Chapter 5 considers the organisational environment of the discipline, particularly the connections between law schools and such external institutions as the American legal profession, corporate law firms, the judicial system, research universities, the State and American culture, and how these connections explain aspects of the discipline. It defines and analyses the external constraints on the discipline which are seen as general in nature, enabling the discipline to operate in large measure without specific determination or control by insiders or outsiders. The conclusion drawn is that law schools often do not serve their constituencies with optimum efficiency and are able to operate with partial but significant autonomy in order to serve their own interests and those of law school inhabitants.
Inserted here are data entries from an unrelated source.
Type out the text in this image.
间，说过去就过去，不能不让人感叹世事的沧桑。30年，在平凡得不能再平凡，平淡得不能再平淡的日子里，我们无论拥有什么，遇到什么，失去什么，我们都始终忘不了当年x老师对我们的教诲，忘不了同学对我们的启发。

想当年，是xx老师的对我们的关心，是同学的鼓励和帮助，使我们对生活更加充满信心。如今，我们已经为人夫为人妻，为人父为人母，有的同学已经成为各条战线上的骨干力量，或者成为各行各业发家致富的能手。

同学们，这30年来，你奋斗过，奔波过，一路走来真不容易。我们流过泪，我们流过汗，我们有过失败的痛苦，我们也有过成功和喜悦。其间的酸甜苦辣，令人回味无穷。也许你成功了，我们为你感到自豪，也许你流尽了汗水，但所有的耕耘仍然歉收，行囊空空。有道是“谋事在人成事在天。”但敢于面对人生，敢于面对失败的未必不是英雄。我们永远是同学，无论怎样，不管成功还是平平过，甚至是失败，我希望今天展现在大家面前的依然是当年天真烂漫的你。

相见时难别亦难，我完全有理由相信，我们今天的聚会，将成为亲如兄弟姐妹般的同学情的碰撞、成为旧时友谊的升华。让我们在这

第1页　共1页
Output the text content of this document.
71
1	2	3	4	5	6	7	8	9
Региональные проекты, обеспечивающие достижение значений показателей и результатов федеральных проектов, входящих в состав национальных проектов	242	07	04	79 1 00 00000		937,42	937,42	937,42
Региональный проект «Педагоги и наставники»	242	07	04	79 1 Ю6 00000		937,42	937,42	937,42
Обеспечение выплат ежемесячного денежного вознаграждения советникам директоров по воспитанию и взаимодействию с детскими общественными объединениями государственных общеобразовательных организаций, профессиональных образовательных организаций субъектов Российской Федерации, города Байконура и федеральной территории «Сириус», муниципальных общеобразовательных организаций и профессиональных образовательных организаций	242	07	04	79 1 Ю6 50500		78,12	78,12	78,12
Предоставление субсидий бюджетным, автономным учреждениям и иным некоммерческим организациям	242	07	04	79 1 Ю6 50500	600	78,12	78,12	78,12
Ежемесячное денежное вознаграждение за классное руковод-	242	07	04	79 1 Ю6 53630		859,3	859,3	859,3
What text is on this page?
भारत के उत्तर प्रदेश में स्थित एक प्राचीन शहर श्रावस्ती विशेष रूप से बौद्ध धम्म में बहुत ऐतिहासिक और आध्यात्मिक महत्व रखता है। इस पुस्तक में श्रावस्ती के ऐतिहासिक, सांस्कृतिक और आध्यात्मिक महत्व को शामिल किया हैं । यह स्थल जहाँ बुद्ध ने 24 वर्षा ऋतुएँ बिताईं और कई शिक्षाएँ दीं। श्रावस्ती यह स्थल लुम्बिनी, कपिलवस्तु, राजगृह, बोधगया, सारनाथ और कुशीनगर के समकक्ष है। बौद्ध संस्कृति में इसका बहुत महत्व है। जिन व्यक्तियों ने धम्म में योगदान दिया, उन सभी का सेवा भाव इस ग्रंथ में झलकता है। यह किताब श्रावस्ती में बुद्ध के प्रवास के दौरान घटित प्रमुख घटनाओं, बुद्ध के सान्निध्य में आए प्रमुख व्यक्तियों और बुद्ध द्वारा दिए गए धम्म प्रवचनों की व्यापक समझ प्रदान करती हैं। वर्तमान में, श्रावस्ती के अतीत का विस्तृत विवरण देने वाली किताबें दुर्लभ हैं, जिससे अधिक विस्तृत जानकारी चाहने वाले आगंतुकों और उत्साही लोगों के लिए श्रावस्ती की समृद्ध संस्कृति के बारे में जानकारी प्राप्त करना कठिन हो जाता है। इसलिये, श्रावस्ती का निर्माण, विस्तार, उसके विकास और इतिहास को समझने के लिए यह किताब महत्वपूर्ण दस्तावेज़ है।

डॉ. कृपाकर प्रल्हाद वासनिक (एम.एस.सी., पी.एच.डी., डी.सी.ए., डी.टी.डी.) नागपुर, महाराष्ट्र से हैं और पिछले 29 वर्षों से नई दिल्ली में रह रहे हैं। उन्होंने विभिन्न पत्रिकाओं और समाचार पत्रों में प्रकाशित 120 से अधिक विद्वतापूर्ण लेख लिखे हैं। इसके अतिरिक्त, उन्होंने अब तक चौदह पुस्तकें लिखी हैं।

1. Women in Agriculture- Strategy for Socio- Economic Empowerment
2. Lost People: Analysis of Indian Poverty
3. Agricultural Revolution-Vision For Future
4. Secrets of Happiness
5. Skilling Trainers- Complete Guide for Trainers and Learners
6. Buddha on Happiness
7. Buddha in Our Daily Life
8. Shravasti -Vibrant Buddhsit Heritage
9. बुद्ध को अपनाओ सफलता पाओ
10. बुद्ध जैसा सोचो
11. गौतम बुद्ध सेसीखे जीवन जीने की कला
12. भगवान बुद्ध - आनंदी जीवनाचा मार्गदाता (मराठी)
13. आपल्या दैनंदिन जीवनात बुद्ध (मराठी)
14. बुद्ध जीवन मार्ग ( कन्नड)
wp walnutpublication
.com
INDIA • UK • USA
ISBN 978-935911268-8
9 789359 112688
Finally, in chapter 6, Kissam explores the relationships between the discipline and different conceptions of ethics. The objective is to assess how the discipline constructs or influences the ethical frameworks of law students, lawyers and law professors, to evaluate the discipline and its effects, to try to understand the ethical choices that persons are likely to make about the discipline, and to suggest some changes that could make legal education more effective and democratic. Not surprisingly, he discovers that the discipline of law generates and rewards particular conceptions of the self and ethics that help keep the discipline in place. These tacit conceptions support the generally conservative approach of lawyers to questions of legal ethics, legal theory and legal change, in particular by redefining ethical questions about law and legal education as mere technical questions and thus disguising the ethics of the discipline. They also enshrine the notion of the overriding purpose for legal education being the acquisition of doctrinal knowledge and the skill of doctrinal analysis, with the basic methods of accomplishing this purpose being the core curriculum, the case method, the final examination/grading/class ranking system, and the traditional institutions of legal scholarship.

Kissam’s dissertation on the tendencies and predispositions of the discipline of law and how they manifest themselves in the hands of American law schools, lawyers and legal education is a scholarly and thought-provoking work. It makes assertions and draws conclusions about the self-perpetuating and self-serving practices of law schools which many legal academics and administrators will find unpalatable and indeed somewhat sinister, with its implications of entrenched conspiracies at work. Nonetheless, it does draw welcome attention to the need to keep under constant review the habitual practices and their consequences, both intended and unintended, of institutions like law schools if they are to serve the needs of all their constituencies.